My name is Mary, Kris’s mom and Tiffany’s mother-in-law and live-in caregiver during this time. This list, to some extent, includes things I learned while I was a first responder, EMT, caregiver for my live-in in-laws, aka Mom & Dad, and helping, to some extent, while other friends cared for their parents.

First, deciding to be a caregiver can be a little frightening.

  • Will you have the emotional strength, the medical knowledge, the outside support of family and medical professionals you will need?
  • What kind of medical emergency situations could happen and how do you handle them?
  • If the prognosis is less than optimistic, will you be able to hold on to your emotions so they don’t interfere with the care of your patient?

These can all be very real concerns that anyone contemplating being a caregiver needs to address ahead of time. For me, blessedly, there really wasn’t any time to consider any of the above as Tiffany was the closest thing to a daughter I’ll ever have, the mother to my granddaughter and the greatest blessing to my son so even if I worried a little about whether I could give her the kind of physical and emotional support she needed, there was no question that she would become my #1 priority for as long as she needed me. I think many other caregivers find themselves in similar situations.

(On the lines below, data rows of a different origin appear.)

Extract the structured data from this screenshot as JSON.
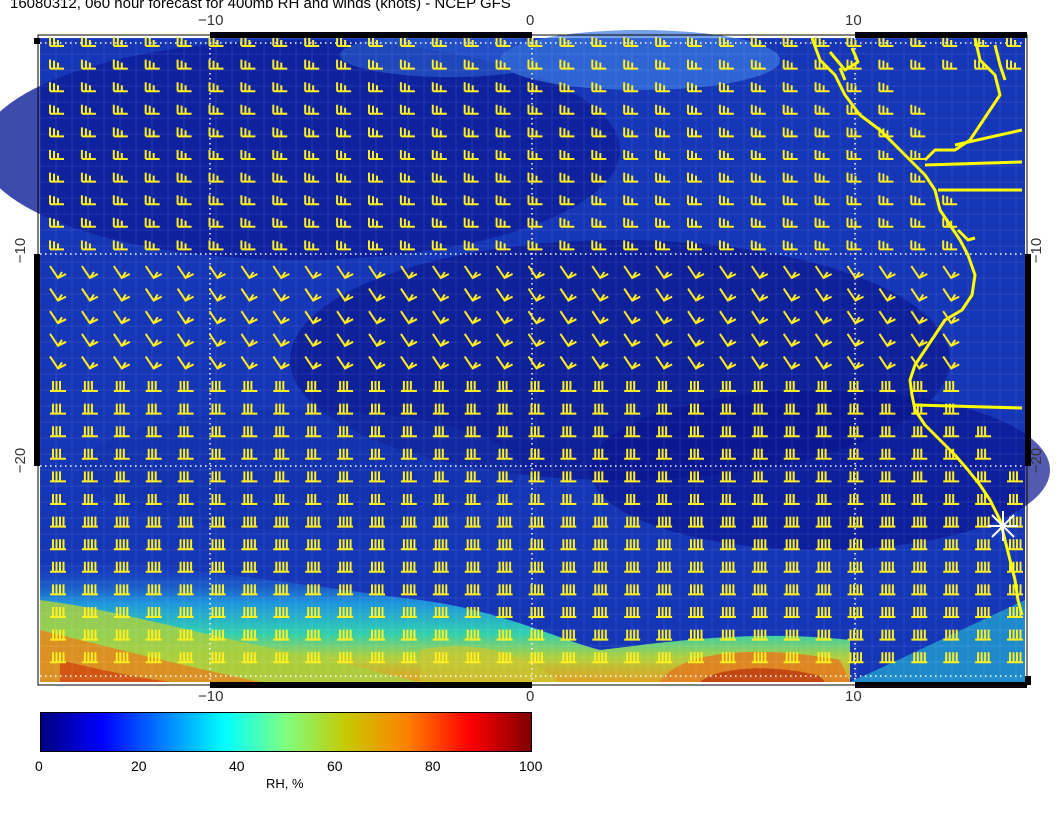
{
  "title": "16080312, 060 hour forecast for 400mb RH and winds (knots) - NCEP GFS",
  "axes": {
    "x_ticks_top": [
      "−10",
      "0",
      "10"
    ],
    "x_ticks_bottom": [
      "−10",
      "0",
      "10"
    ],
    "y_ticks_left": [
      "−10",
      "−20"
    ],
    "y_ticks_right": [
      "−10",
      "−20"
    ]
  },
  "colorbar": {
    "title": "RH, %",
    "ticks": [
      "0",
      "20",
      "40",
      "60",
      "80",
      "100"
    ],
    "stops": [
      "#00007f",
      "#0000ff",
      "#007fff",
      "#00ffff",
      "#7fff7f",
      "#c8c800",
      "#ff7f00",
      "#ff0000",
      "#7f0000"
    ]
  },
  "colors": {
    "ocean_background": "#1030b0",
    "wind_barb": "#ffee22",
    "coastline": "#ffff00",
    "gridline": "#ffffff"
  },
  "map": {
    "field": "400mb relative humidity (%)",
    "overlay": "wind barbs (knots)",
    "marker": "white star at station near coast"
  }
}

As best you can, once you know what the immediate needs are, you move day to day and try to equip yourself with as much knowledge about the best form of care as possible. Dietary needs, medical needs re: drugs, bandages, medical appointments will need to addressed and adjusted dependent on the patient’s day to day pain and needs. It might all seem so basic: give physical care and emotional support and all will be well, but …be prepared. No matter how good the care is, things such as infections, drug interactions, depression of the patient, frustrations of the patient, fears the patient has, which are very real regarding upcoming chemo or surgery, can all blend together to make you question whether your care is adequate or not. At the end of a tough day, you need to make sure you have someone you can talk to be it a friend or spouse. In my case it was Kert, ​followed always by a long talk with God asking for wisdom and strength for me and healing for her, then prayers for Kris and Bean. My faith grew so much stronger and I learned to hold more to God’s promises and to know that he would work all things for good.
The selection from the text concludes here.